Я онемел от изумления. Скитаться целый день по лесу и выйти почти к тому самому месту, откуда начал, прямо в руки немцев, – от этого можно было растеряться. Минуты две я молча оглядывал то деревню, то женщин, все еще не веря собственным глазам и чувствуя, как страшное отчаяние заливает сердце. Наконец я вспомнил о маршруте дивизии и спросил старуху:
– А Жарки отсюда далеко?
– Жарки далеко. Верст, почитай, десять, а то поболе.
– Где десять, – вмешалась молодая. – Он, чай, на дорогу не пойдет. Ступай вот здесь, – махнула она в направлении, почти противоположном тому, по которому я шел. – Версты четыре по лесу пройдешь, там поле будет, а за полем и Жарки. Верст шесть до Жарков.
– Там тоже немцы или еще нет?
– Да кто их знает. Они теперь везде.
И вот, поблагодарив женщин, я снова тронулся в путь. Позднее передо мною прошло многое такое, что не могло присниться в самом жутком сне, но эта картина – две одиноких, беззащитных женщины, беспомощно рыдающих в хаосе войны над родным пепелищем, – почему-то навсегда запомнилась мне.
День померк. Полная луна набросила на лес причудливую ткань света и тени. Постепенно почва понижалась у меня под ногами, деревья становились все выше и выше, трава все гуще. В течение последних полутора суток я спал всего каких-то два часа, остальное время провел на ногах почти без пищи и без отдыха и чувствовал теперь смертельную усталость. Однако сознавая, что все мое спасение состоит в соединении с моей частью, я продолжал идти. Вскоре последний ориентир – луна и звезды – исчезли у меня из глаз: лес стал таким густым, что совершенно заслонил то и другое.
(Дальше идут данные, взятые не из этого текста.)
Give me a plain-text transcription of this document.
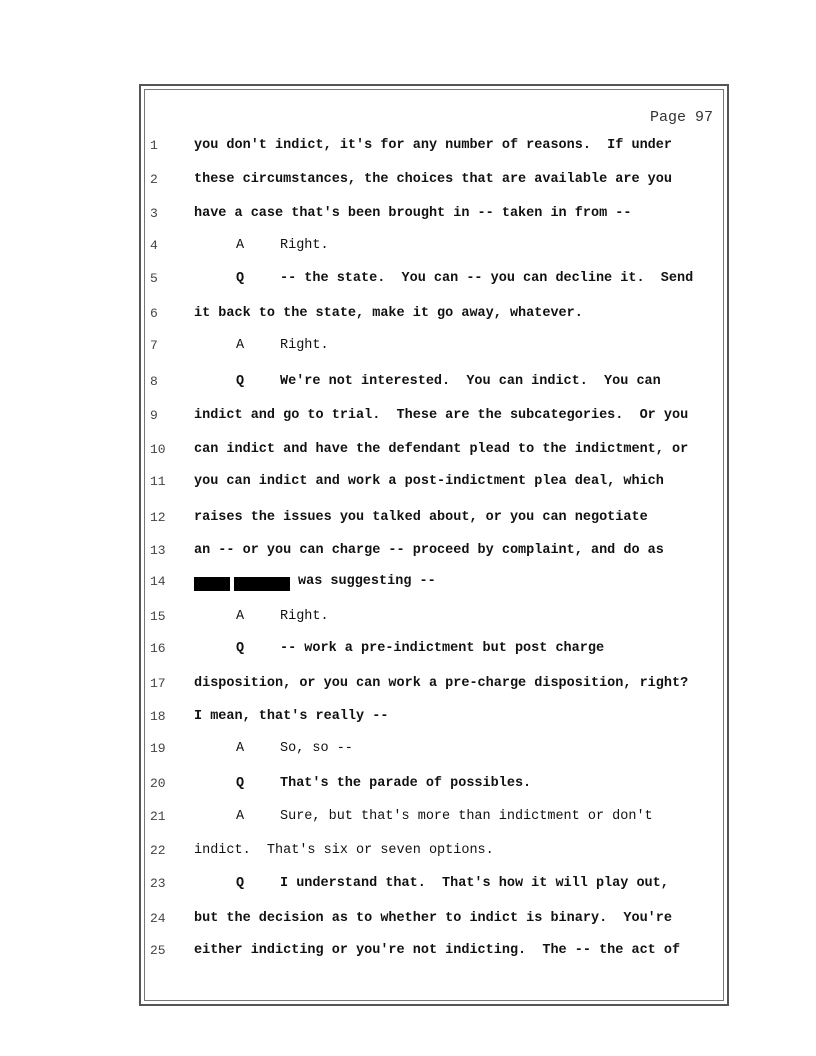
Page 97
1	you don't indict, it's for any number of reasons.  If under
2	these circumstances, the choices that are available are you
3	have a case that's been brought in -- taken in from --
4	A	Right.
5	Q	-- the state.  You can -- you can decline it.  Send
6	it back to the state, make it go away, whatever.
7	A	Right.
8	Q	We're not interested.  You can indict.  You can
9	indict and go to trial.  These are the subcategories.  Or you
10	can indict and have the defendant plead to the indictment, or
11	you can indict and work a post-indictment plea deal, which
12	raises the issues you talked about, or you can negotiate
13	an -- or you can charge -- proceed by complaint, and do as
14	was suggesting --
15	A	Right.
16	Q	-- work a pre-indictment but post charge
17	disposition, or you can work a pre-charge disposition, right?
18	I mean, that's really --
19	A	So, so --
20	Q	That's the parade of possibles.
21	A	Sure, but that's more than indictment or don't
22	indict.  That's six or seven options.
23	Q	I understand that.  That's how it will play out,
24	but the decision as to whether to indict is binary.  You're
25	either indicting or you're not indicting.  The -- the act of
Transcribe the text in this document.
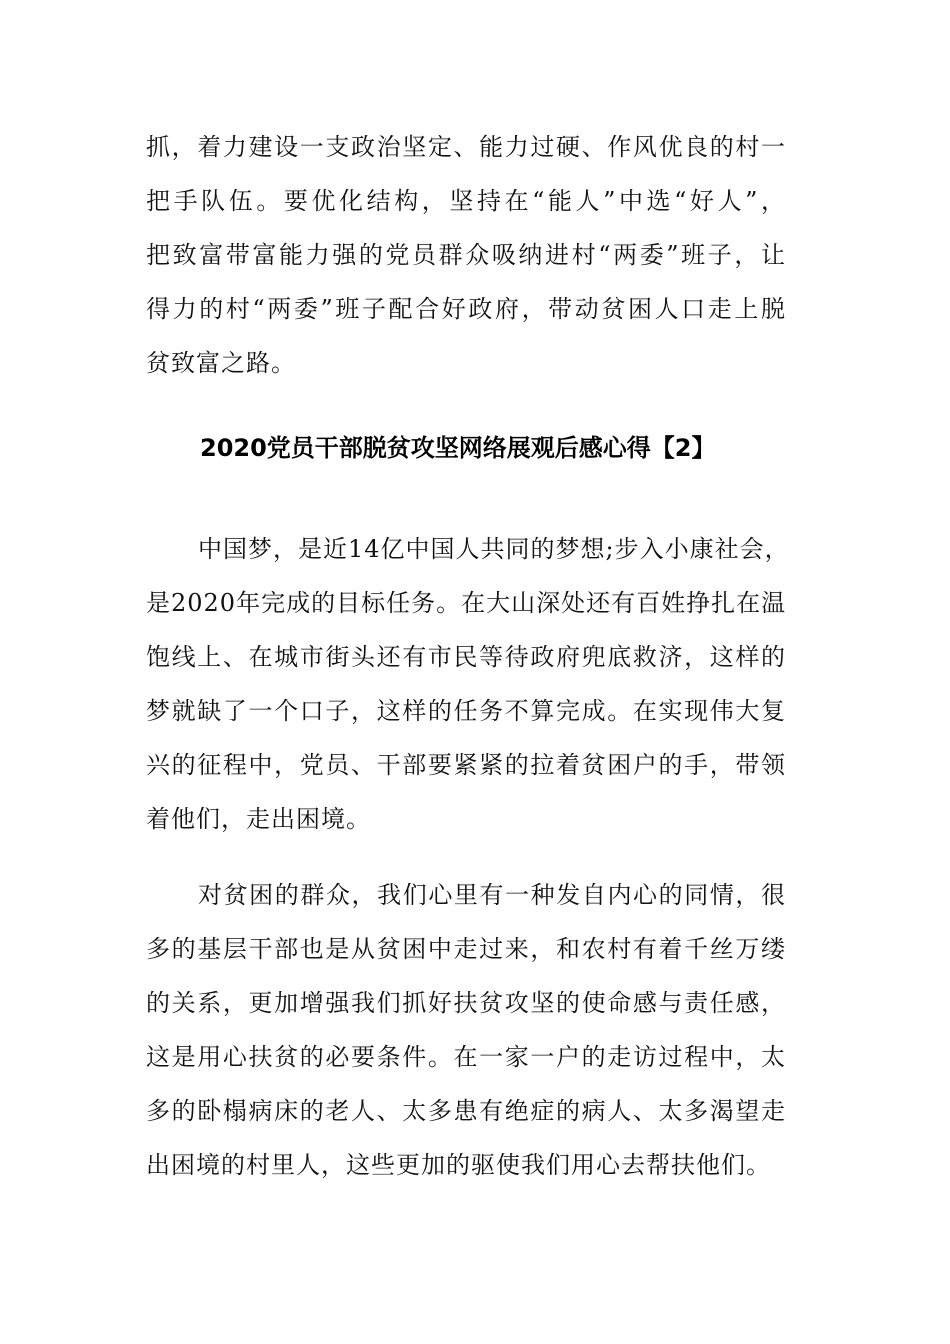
抓，着力建设一支政治坚定、能力过硬、作风优良的村一
把手队伍。要优化结构，坚持在“能人”中选“好人”，
把致富带富能力强的党员群众吸纳进村“两委”班子，让
得力的村“两委”班子配合好政府，带动贫困人口走上脱
贫致富之路。
2020党员干部脱贫攻坚网络展观后感心得【2】
中国梦，是近14亿中国人共同的梦想;步入小康社会，
是2020年完成的目标任务。在大山深处还有百姓挣扎在温
饱线上、在城市街头还有市民等待政府兜底救济，这样的
梦就缺了一个口子，这样的任务不算完成。在实现伟大复
兴的征程中，党员、干部要紧紧的拉着贫困户的手，带领
着他们，走出困境。
对贫困的群众，我们心里有一种发自内心的同情，很
多的基层干部也是从贫困中走过来，和农村有着千丝万缕
的关系，更加增强我们抓好扶贫攻坚的使命感与责任感，
这是用心扶贫的必要条件。在一家一户的走访过程中，太
多的卧榻病床的老人、太多患有绝症的病人、太多渴望走
出困境的村里人，这些更加的驱使我们用心去帮扶他们。
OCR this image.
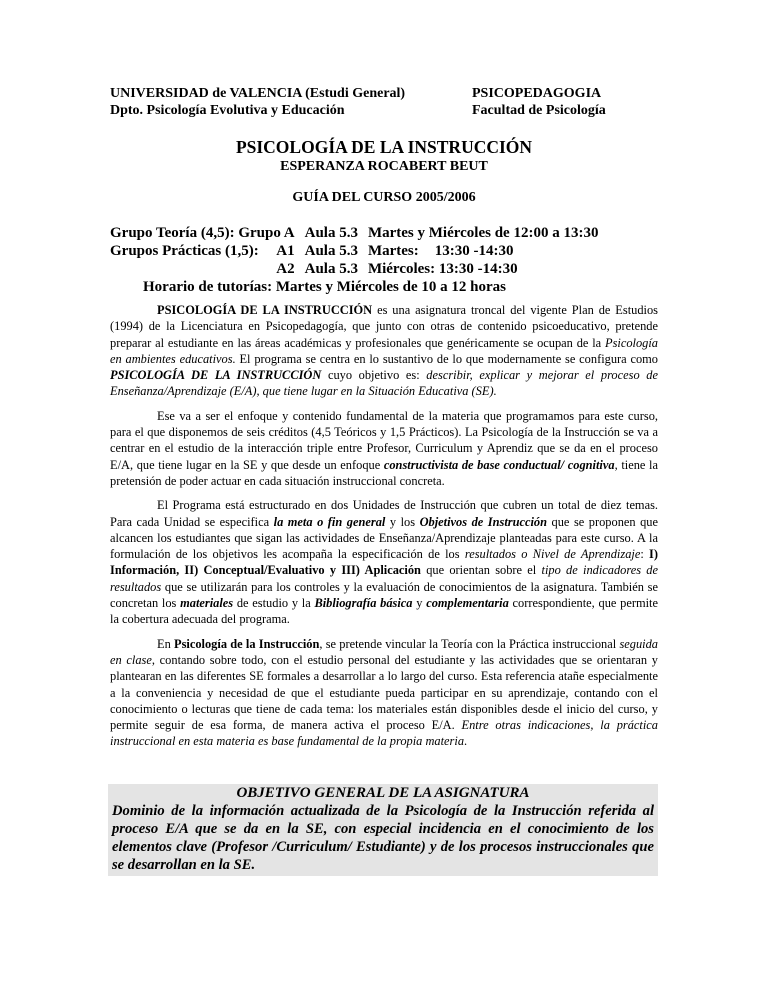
UNIVERSIDAD de VALENCIA (Estudi General)
Dpto. Psicología Evolutiva y Educación
PSICOPEDAGOGIA
Facultad de Psicología
PSICOLOGÍA DE LA INSTRUCCIÓN
ESPERANZA ROCABERT BEUT
GUÍA DEL CURSO 2005/2006
Grupo Teoría (4,5): Grupo A Aula 5.3 Martes y Miércoles de 12:00 a 13:30
Grupos Prácticas (1,5): A1 Aula 5.3 Martes: 13:30 -14:30
A2 Aula 5.3 Miércoles: 13:30 -14:30
Horario de tutorías: Martes y Miércoles de 10 a 12 horas

PSICOLOGÍA DE LA INSTRUCCIÓN es una asignatura troncal del vigente Plan de Estudios (1994) de la Licenciatura en Psicopedagogía, que junto con otras de contenido psicoeducativo, pretende preparar al estudiante en las áreas académicas y profesionales que genéricamente se ocupan de la Psicología en ambientes educativos. El programa se centra en lo sustantivo de lo que modernamente se configura como PSICOLOGÍA DE LA INSTRUCCIÓN cuyo objetivo es: describir, explicar y mejorar el proceso de Enseñanza/Aprendizaje (E/A), que tiene lugar en la Situación Educativa (SE).

Ese va a ser el enfoque y contenido fundamental de la materia que programamos para este curso, para el que disponemos de seis créditos (4,5 Teóricos y 1,5 Prácticos). La Psicología de la Instrucción se va a centrar en el estudio de la interacción triple entre Profesor, Curriculum y Aprendiz que se da en el proceso E/A, que tiene lugar en la SE y que desde un enfoque constructivista de base conductual/ cognitiva, tiene la pretensión de poder actuar en cada situación instruccional concreta.

El Programa está estructurado en dos Unidades de Instrucción que cubren un total de diez temas. Para cada Unidad se especifica la meta o fin general y los Objetivos de Instrucción que se proponen que alcancen los estudiantes que sigan las actividades de Enseñanza/Aprendizaje planteadas para este curso. A la formulación de los objetivos les acompaña la especificación de los resultados o Nivel de Aprendizaje: I) Información, II) Conceptual/Evaluativo y III) Aplicación que orientan sobre el tipo de indicadores de resultados que se utilizarán para los controles y la evaluación de conocimientos de la asignatura. También se concretan los materiales de estudio y la Bibliografía básica y complementaria correspondiente, que permite la cobertura adecuada del programa.

En Psicología de la Instrucción, se pretende vincular la Teoría con la Práctica instruccional seguida en clase, contando sobre todo, con el estudio personal del estudiante y las actividades que se orientaran y plantearan en las diferentes SE formales a desarrollar a lo largo del curso. Esta referencia atañe especialmente a la conveniencia y necesidad de que el estudiante pueda participar en su aprendizaje, contando con el conocimiento o lecturas que tiene de cada tema: los materiales están disponibles desde el inicio del curso, y permite seguir de esa forma, de manera activa el proceso E/A. Entre otras indicaciones, la práctica instruccional en esta materia es base fundamental de la propia materia.

OBJETIVO GENERAL DE LA ASIGNATURA
Dominio de la información actualizada de la Psicología de la Instrucción referida al proceso E/A que se da en la SE, con especial incidencia en el conocimiento de los elementos clave (Profesor /Curriculum/ Estudiante) y de los procesos instruccionales que se desarrollan en la SE.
Приходилось раздвигать ветви руками, чтобы пробраться вперед. В то же время почва стала колыхаться под ногами. Я понял, что идти дальше нельзя, надрывая последние силы и рискуя забраться в болото или совсем заблудиться – бесполезно, и стал присматривать место для ночлега…
…Я проспал всего три часа, а под утро соединился со своей частью и вместе с нею разделил всю страшную трагическую судьбу «окруженцев», завершившуюся утром 7-го октября пленом.
9-ое апреля. Трагическая проблема, стоящая сейчас перед тысячами русских людей, которые, подобно мне, дали себе слово ни под каким условием не возвращаться в СССР, практически в настоящую минуту формулируется так: как далеко зашел противоестественный союз англо-американцев с коммунистами и пойдут ли первые на безаговорочную выдачу нас своим восточным союзникам против нашего желания?
Сведения, которые мы получаем в последнее время из разных источников, говорят о том, что нам больше некуда деваться и что союзники не остановятся перед насильственной выдачей русских антикоммунистов в руки коммунистов.
– Попасть к союзникам, – сказал мне сегодня один очень информированный человек, – это совершенно то же, что попасть к большевикам. Они выдают всех поголовно, нисколько не интересуясь политическими убеждениями людей.